- In law, a Qualified Institutional Buyer is a purchaser of securities that is financially sophisticated and is legally recognized by security market regulators to need less protection from sellers than most members of the public. For mutual funds it is generally an investor that is investing a large amount of money and presumably also meets the legal conditions in the country where the fund is located.
- Qualified Institutional Buyers are those institutional investors who are generally perceived to possess expertise and the financial muscle to evaluate and invest in the capital markets.

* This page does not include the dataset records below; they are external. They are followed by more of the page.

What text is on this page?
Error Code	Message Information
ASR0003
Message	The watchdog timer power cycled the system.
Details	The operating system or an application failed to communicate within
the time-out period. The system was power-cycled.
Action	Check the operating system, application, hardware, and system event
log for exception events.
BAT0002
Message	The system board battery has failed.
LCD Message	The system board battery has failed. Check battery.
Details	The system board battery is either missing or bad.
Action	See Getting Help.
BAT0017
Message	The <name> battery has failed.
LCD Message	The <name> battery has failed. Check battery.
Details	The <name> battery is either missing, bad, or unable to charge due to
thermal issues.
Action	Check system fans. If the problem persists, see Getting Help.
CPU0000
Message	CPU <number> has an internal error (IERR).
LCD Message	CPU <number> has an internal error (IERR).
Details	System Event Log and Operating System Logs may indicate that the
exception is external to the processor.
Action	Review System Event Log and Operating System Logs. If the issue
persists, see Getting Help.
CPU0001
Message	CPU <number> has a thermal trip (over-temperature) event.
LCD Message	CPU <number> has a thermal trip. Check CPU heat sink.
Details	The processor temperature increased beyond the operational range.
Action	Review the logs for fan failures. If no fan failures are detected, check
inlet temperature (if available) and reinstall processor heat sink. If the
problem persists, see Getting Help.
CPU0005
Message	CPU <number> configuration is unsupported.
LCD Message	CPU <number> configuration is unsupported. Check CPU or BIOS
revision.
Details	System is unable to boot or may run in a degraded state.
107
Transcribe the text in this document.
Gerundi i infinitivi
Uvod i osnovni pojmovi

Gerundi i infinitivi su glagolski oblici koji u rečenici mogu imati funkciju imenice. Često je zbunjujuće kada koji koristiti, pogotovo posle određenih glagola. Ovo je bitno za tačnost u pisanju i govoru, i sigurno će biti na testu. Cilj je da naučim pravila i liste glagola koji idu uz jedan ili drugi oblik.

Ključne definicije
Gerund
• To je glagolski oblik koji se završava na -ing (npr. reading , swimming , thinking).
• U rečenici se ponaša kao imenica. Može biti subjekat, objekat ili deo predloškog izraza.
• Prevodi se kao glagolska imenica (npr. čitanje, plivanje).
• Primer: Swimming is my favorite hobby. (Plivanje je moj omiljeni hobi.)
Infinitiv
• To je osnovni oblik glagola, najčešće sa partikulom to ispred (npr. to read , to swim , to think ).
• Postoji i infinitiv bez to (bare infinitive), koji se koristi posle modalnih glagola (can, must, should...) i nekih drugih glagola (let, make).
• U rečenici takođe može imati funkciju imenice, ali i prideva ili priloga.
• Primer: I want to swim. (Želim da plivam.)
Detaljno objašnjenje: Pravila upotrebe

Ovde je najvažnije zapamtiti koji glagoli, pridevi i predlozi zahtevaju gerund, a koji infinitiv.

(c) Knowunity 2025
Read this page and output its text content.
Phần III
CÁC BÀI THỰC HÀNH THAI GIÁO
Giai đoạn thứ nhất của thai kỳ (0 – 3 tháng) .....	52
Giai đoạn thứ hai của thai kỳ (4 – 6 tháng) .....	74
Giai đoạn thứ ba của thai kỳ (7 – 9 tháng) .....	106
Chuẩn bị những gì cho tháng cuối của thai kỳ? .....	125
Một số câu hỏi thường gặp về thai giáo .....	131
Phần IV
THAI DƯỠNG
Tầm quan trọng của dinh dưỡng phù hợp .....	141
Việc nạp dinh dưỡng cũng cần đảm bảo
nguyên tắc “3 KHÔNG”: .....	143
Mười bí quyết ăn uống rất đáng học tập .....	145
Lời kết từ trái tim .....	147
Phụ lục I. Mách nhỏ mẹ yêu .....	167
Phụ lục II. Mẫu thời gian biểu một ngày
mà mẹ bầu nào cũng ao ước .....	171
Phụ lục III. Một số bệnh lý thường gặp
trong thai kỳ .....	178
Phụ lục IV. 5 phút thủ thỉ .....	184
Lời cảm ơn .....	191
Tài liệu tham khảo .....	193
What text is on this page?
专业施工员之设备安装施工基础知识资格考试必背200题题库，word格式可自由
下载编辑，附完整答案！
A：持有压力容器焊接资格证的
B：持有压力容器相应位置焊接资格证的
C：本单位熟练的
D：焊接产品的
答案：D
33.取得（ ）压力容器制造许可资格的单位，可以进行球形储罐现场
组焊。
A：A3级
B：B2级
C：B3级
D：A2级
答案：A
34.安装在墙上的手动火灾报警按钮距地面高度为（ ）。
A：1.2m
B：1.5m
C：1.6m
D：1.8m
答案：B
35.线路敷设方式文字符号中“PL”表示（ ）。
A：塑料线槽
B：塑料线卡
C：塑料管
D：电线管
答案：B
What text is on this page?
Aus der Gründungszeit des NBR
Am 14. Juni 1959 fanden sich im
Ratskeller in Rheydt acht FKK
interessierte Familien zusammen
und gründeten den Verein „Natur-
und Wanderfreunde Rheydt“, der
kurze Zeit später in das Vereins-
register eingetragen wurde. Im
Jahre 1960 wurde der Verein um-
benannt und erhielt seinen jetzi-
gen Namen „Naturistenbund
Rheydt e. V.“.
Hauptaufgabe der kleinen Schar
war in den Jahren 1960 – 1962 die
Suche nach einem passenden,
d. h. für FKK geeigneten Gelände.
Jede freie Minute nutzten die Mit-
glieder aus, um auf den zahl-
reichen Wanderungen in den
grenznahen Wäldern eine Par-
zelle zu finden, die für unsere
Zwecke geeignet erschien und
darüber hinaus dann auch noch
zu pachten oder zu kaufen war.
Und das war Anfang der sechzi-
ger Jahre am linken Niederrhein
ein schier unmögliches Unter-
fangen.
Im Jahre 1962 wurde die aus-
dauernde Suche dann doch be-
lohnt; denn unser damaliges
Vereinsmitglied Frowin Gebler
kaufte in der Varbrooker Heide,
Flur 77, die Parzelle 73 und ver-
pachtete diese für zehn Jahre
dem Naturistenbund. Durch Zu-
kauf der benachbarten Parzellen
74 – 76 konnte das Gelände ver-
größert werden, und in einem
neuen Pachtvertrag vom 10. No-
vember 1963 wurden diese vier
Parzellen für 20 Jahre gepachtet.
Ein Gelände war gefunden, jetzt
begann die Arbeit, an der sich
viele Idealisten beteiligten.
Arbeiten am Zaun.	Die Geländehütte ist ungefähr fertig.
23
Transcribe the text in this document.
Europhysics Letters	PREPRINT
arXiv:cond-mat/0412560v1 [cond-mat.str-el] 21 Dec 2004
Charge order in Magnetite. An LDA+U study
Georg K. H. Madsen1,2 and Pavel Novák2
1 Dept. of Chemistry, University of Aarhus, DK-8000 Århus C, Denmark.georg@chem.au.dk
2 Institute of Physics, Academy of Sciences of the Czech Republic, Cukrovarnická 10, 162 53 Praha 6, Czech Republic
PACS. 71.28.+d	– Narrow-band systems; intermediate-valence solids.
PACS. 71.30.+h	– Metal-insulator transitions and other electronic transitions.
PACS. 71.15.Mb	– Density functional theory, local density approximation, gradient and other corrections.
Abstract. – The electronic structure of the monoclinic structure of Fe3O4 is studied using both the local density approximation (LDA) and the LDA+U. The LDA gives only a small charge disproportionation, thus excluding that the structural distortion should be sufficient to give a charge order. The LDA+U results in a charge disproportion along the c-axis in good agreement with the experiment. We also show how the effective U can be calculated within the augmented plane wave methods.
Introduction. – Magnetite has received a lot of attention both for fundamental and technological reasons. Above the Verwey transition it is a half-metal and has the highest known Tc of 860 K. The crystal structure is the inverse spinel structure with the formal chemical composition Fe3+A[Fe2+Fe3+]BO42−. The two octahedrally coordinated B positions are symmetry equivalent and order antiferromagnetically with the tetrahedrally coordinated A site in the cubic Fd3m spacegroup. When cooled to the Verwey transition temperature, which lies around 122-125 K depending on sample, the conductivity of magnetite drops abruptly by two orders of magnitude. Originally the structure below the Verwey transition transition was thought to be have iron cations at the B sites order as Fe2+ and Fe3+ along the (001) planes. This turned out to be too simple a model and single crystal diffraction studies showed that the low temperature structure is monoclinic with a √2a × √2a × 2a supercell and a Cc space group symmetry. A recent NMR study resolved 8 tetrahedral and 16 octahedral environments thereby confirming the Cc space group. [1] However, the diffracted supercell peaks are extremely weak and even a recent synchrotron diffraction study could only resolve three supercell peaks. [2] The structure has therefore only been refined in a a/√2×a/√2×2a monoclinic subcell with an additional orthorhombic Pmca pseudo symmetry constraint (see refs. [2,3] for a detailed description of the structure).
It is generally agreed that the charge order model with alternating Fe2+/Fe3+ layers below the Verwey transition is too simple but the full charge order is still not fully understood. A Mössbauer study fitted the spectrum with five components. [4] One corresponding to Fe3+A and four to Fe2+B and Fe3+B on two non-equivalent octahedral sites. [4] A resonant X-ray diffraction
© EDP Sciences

- Qualified Institutional Buyer shall mean:
- Public financial institution as defined in section 4A of the Companies Act, 1956;
- Scheduled commercial banks;
- Mutual funds;
- Foreign institutional investor registered with SEBI;
- Multilateral and bilateral development financial institutions;
- Venture capital funds registered with SEBI.
- Foreign Venture capital investors registered with SEBI.
- State Industrial Development Corporations.
- Insurance Companies registered with the Insurance Regulatory and Development Authority (IRDA).
- Provident Funds with minimum corpus of Rs.25 crores
- Pension Funds with minimum corpus of Rs. 25 crores
- These entities are not required to be registered with SEBI as QIBs.
- QIBs must be either domestic or foreign institutions. Individuals are not permitted to be QIBs, regardless of their level of wealth or financial sophistication.